The pasta is topped off with Burrata, the crown jewel, and a drizzle of olive oil. Burrata is an Italian cow’s (buffalo) milk cheese. It has a soft mozzarella outer shell and a rich and creamy stracciatella filling, which is a combination of mozzarella shreds and cream. Cut the Burrata open and watch the luscious cream ooze over the mountain of pasta and seep into all the crevices. Talk about dinner and a show!
So, let me show you how it’s done! Grab a spoon and come and cook with me!
Prep Time: 2 minutes
Cook Time: 10 minutes
Total Time: 12 minutes
Serves: 4
Ingredients:
1 lb or 454g spaghetti
1/2 cup homemade or store-bought basil pesto (See Notes below)
1/2 cup heavy cream
Salt and freshly ground pepper, to taste
125g Burrata (See Notes below)
A drizzle of olive oil, as a topping
Instructions:
Cooking the Pasta: Bring a large pot of salted water to a boil. Cook the pasta al dente, in accordance with package instructions, or to your desired level of doneness. Reserve 1/2 cup of pasta water and then drain.
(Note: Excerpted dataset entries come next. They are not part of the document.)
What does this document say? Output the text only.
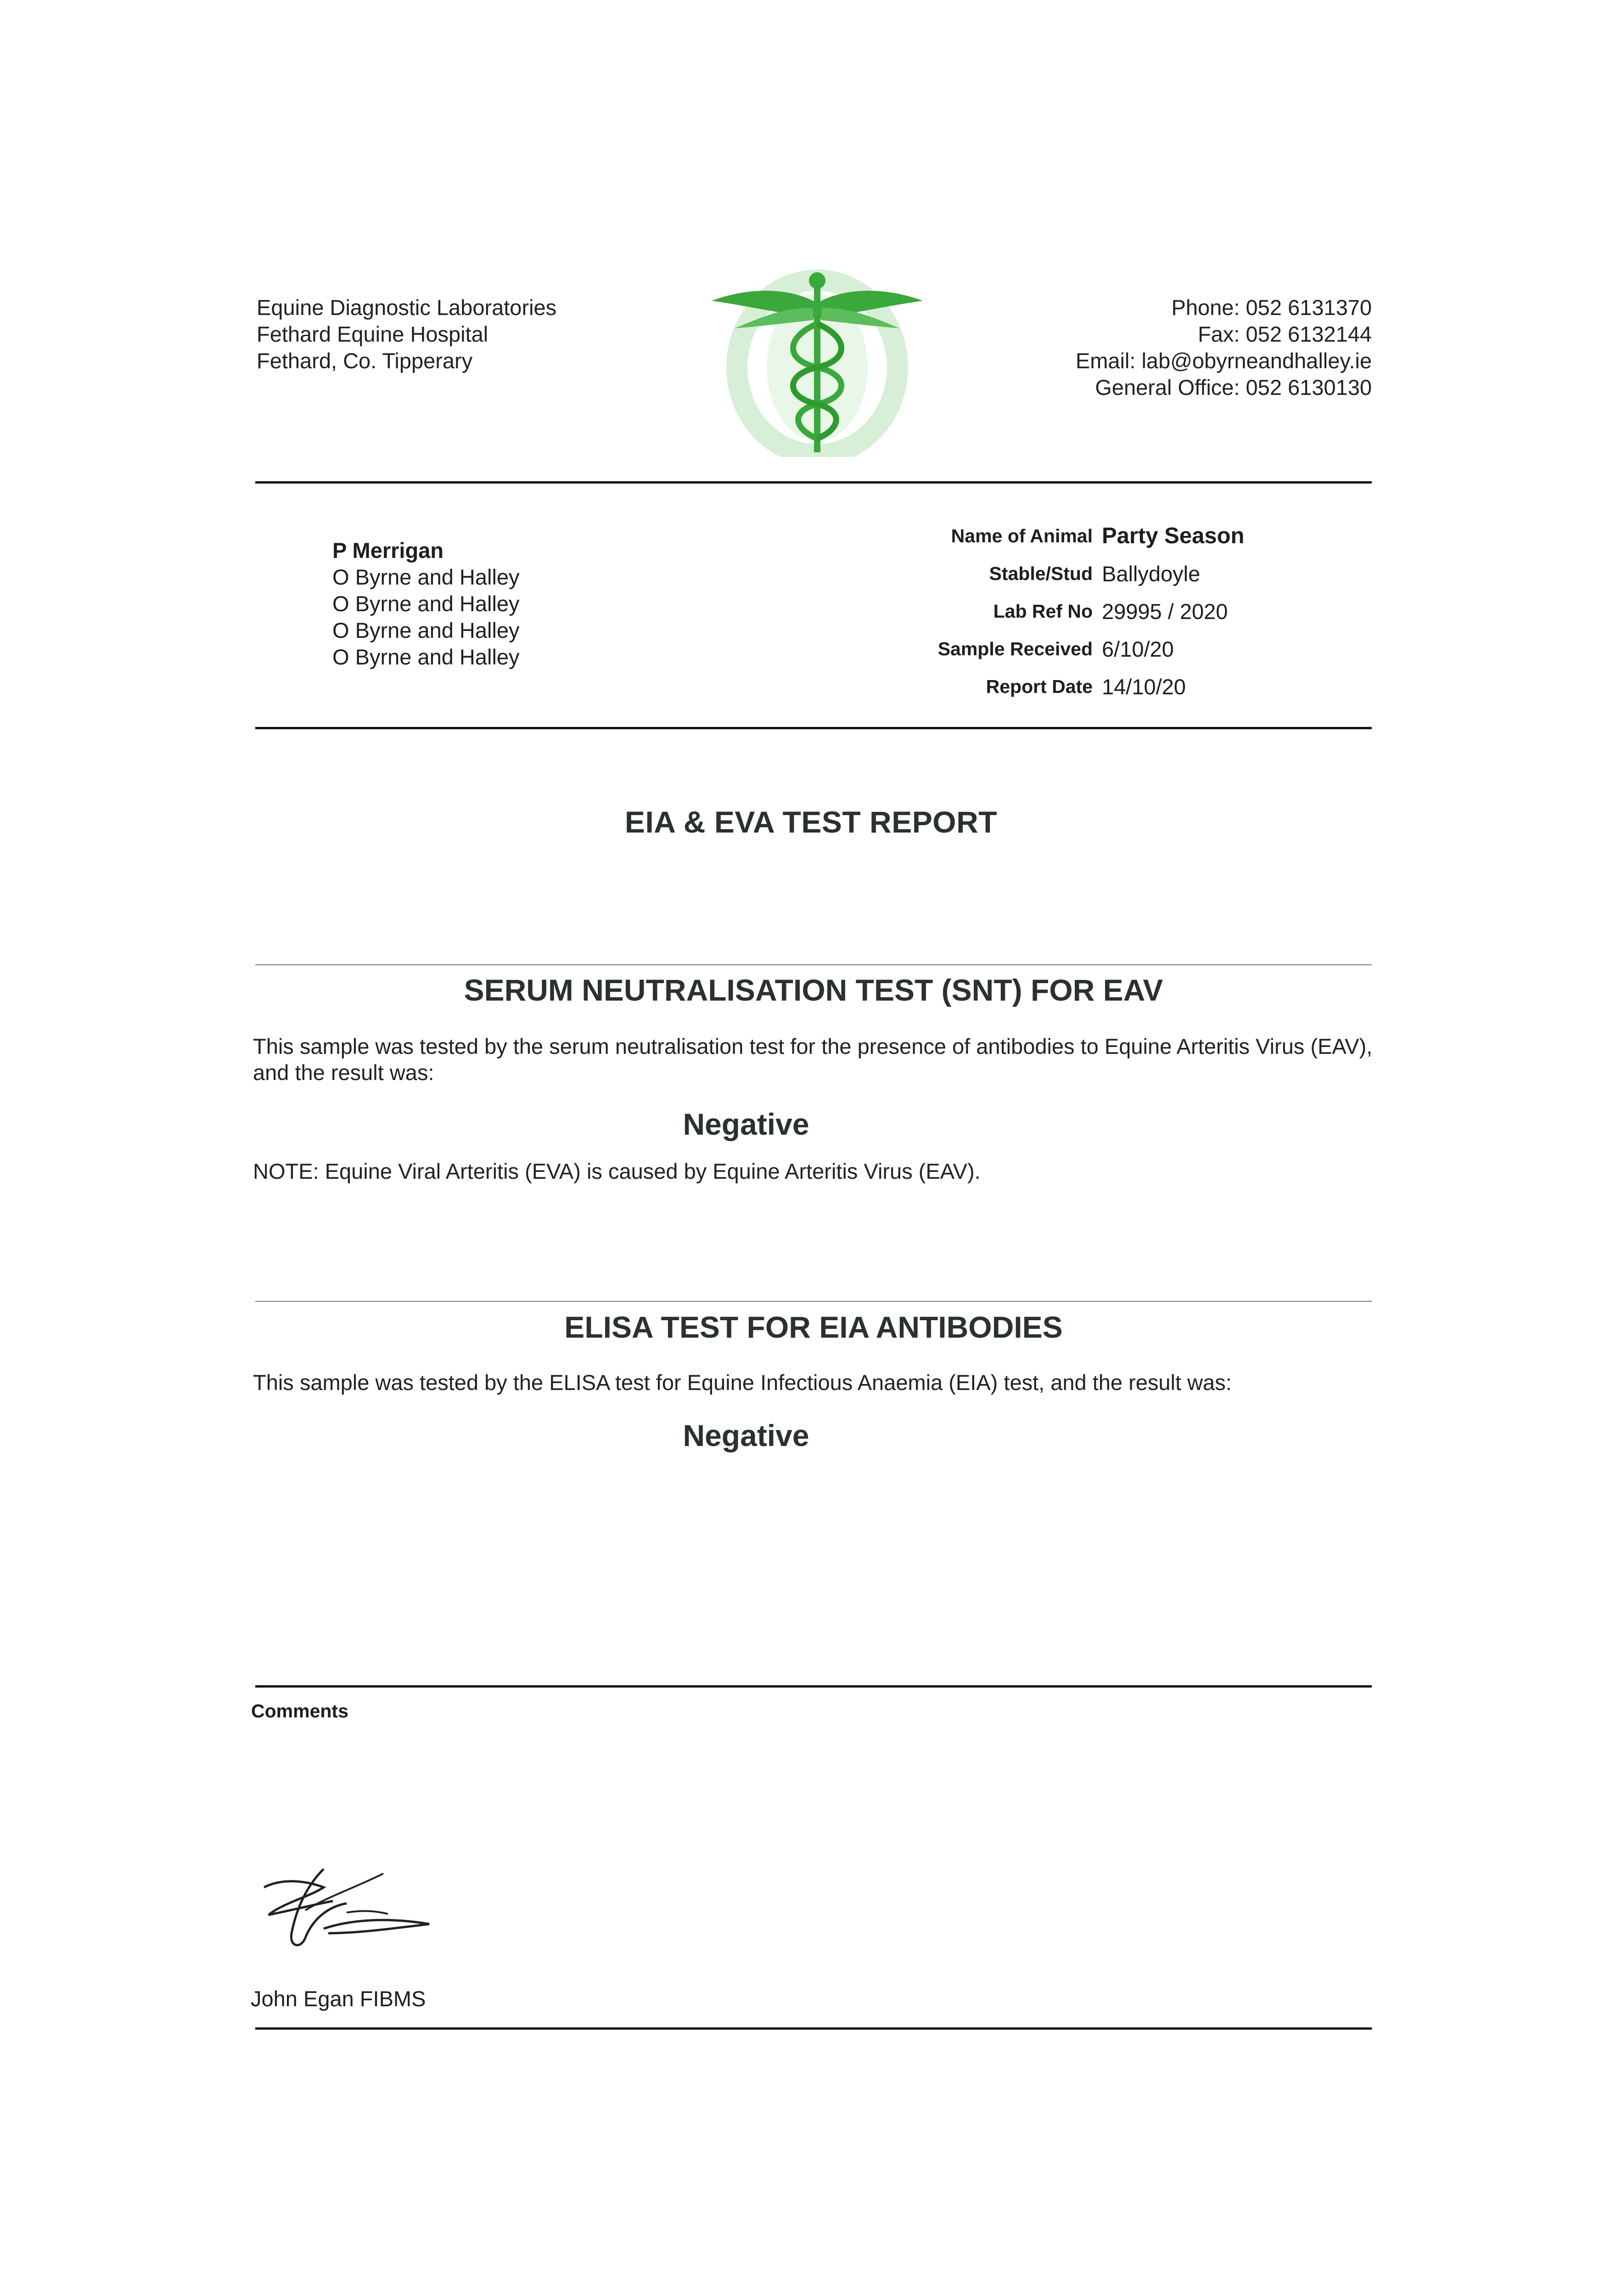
Equine Diagnostic Laboratories
Fethard Equine Hospital
Fethard, Co. Tipperary
Phone: 052 6131370
Fax: 052 6132144
Email: lab@obyrneandhalley.ie
General Office: 052 6130130
P Merrigan
O Byrne and Halley
O Byrne and Halley
O Byrne and Halley
O Byrne and Halley
Name of Animal	Party Season
Stable/Stud	Ballydoyle
Lab Ref No	29995 / 2020
Sample Received	6/10/20
Report Date	14/10/20
EIA & EVA TEST REPORT
SERUM NEUTRALISATION TEST (SNT) FOR EAV
This sample was tested by the serum neutralisation test for the presence of antibodies to Equine Arteritis Virus (EAV), and the result was:
Negative
NOTE: Equine Viral Arteritis (EVA) is caused by Equine Arteritis Virus (EAV).
ELISA TEST FOR EIA ANTIBODIES
This sample was tested by the ELISA test for Equine Infectious Anaemia (EIA) test, and the result was:
Negative
Comments
John Egan FIBMS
Making the Pesto Cream Sauce: While the pasta is cooking, to a large skillet set over medium-low heat, add the basil pesto and heavy cream and let warm through for 1 - 2 minutes. Stirring often.
Toss the cooked pasta into the pesto cream sauce and give it a good mix, ensuring that all the pasta is well coated. Cook for 1 minute to allow the pasta to finish cooking and for the flavours to meld. If the sauce is too thick, add some of that reserved pasta water to achieve your desired sauce consistency. Turn off the heat. Season with salt and pepper, to taste.
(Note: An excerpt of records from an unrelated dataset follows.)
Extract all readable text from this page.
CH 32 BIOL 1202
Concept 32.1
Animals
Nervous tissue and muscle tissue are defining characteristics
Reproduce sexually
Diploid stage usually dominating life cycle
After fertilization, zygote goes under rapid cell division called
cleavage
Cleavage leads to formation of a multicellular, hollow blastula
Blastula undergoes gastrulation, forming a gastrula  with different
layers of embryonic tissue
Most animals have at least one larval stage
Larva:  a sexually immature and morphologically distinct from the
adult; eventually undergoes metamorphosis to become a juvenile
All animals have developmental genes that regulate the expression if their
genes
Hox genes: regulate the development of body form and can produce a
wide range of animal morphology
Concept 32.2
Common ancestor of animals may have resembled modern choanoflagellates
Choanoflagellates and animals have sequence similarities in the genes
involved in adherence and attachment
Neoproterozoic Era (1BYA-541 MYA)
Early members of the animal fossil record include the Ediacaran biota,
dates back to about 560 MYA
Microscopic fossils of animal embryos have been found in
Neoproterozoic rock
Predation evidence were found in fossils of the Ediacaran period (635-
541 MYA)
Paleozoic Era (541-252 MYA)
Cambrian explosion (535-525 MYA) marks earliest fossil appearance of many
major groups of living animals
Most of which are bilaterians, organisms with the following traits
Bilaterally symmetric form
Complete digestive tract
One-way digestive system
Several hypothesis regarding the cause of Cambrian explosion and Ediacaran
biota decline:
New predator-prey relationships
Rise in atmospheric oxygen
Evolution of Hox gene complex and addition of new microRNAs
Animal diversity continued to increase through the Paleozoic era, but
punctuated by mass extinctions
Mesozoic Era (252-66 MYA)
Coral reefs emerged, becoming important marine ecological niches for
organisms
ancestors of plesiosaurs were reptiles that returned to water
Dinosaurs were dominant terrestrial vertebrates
Assembly of the Dish: Transfer the pasta to a large bowl and top it with Burrata. Drizzle olive oil over top. Slice the Burrata open with a knife and watch the stracciatella ooze out. Break the cheese into piece and give the pasta a good mix. Serve and enjoy! Buon appetito!
Notes:
Make Your Own Pesto: If you're feeling creative and have a ton of basil on hand, then try your hand at making your own pesto at home. Simply check out my Homemade Basil Pesto recipe for a list of ingredients and step-by-step instructions on how to make the easiest and best pesto! This pesto adds a ton of flavour, complexity, brightness, acidity and freshness to this pasta dish. Bonus points - you can repurpose the leftover sauce and use it as the base sauce for your next pizza or as a topping on your favourite protein - such as chicken, pork, steak, fish or even a fried egg. Or, you can use it in my Chicken Margherita or Ultimate Ciabatta Sandwich recipes. This sauce is so versatile and really goes the distance!
Burrata Change-Up: The Burrata really makes this pasta a decadent dish. But, if you don’t have Burrata at home or can’t find it at your local grocer or market, then you can simply substitute it on a 1:1 basis with Fresh Mozzarella or Ricotta cheese.